With grocery stores, restaurants, and shops within easy walking distance, it might feel like there’s no reason to ever leave Bay Meadows. But access to public transportation was an essential part of their choice, to the degree that Lauren says, “I don’t think we could consider living here unless we had that option.” Henry’s used his bike and the local express stop to cut driving out of his commute entirely, and Lauren says he’s loving it “He would come back in the beginning and say ‘it’s so nice to end the day with a nice bike ride’.” And when the family takes the train to the city, everyone has their own Clipper card.

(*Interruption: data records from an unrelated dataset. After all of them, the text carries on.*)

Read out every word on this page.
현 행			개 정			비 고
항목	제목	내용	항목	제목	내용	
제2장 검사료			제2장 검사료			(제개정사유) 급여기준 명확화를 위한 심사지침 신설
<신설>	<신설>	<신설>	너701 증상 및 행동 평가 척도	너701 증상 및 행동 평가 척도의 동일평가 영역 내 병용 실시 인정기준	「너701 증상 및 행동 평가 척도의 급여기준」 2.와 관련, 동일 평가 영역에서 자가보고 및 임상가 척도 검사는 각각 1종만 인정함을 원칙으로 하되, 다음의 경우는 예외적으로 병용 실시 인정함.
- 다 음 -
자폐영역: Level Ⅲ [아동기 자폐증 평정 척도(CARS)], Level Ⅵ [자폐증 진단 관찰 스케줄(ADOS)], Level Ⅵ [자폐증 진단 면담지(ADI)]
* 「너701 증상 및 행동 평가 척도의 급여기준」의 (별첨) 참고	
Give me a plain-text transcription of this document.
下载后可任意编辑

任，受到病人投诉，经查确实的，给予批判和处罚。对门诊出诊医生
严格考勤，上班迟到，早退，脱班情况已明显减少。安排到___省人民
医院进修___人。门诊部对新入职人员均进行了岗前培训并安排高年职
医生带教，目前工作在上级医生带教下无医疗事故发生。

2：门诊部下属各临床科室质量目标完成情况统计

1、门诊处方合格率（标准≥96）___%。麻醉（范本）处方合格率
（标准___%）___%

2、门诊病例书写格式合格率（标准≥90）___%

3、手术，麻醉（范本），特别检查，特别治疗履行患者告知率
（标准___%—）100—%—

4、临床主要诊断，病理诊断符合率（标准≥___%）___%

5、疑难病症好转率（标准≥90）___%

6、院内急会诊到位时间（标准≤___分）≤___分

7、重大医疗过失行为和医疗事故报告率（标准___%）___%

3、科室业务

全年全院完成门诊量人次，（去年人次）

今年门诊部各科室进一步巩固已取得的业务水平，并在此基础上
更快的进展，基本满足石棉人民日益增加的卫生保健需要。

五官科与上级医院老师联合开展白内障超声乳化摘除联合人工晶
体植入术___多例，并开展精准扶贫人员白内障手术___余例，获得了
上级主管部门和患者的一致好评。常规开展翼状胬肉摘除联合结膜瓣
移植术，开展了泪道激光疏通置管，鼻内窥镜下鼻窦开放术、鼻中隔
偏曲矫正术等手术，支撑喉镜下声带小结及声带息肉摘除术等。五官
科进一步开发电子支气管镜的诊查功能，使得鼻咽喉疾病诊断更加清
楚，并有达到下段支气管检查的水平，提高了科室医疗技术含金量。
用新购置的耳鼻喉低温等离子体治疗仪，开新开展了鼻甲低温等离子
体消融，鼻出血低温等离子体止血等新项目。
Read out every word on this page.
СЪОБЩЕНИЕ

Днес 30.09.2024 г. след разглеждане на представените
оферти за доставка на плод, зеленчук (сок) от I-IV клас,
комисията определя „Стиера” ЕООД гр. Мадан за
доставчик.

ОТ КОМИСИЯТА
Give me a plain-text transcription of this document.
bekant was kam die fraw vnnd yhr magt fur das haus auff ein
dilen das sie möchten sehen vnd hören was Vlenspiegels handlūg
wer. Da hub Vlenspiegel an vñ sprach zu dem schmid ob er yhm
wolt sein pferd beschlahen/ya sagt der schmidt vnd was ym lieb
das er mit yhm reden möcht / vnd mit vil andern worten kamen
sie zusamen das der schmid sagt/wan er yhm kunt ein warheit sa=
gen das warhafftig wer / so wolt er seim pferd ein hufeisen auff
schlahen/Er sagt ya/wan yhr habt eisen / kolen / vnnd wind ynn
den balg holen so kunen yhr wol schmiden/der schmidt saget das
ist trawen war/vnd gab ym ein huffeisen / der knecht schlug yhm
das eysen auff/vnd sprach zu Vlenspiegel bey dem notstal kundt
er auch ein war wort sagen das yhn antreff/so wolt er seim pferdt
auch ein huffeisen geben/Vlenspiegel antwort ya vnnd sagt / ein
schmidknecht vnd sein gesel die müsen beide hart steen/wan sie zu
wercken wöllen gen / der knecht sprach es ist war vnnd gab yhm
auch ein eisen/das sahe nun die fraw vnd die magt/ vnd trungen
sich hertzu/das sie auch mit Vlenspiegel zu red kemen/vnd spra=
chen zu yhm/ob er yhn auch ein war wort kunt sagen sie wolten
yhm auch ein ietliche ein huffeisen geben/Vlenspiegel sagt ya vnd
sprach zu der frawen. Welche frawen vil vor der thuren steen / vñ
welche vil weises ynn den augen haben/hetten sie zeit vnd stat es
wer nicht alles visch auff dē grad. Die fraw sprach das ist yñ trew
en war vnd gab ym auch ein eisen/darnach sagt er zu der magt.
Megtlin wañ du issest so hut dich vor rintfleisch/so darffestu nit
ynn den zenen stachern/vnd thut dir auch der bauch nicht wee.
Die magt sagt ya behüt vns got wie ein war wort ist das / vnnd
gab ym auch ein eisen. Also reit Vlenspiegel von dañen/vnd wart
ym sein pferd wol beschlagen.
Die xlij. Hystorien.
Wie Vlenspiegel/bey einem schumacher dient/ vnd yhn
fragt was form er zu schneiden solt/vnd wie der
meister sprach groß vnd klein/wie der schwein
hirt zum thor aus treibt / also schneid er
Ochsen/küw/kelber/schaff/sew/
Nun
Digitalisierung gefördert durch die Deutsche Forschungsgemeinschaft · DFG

The Bay Area’s population is expected to grow by nearly a third by 2040, an increase of 2.1 million people. With a housing crisis already tearing through our region’s cities and towns, there’s no question that new homes will be built. What remains to be decided, however, is what those developments look like. Greenbelt Alliance has shown that we can contain all this new development within existing urban boundaries, rather than sprawling onto vital natural and agricultural lands. With your help, we can ensure that growth in Bay Area cities looks a lot like Bay Meadows, where the Lee’s, like so many other families, have discovered a new lifestyle, a strong community, and most importantly, a home.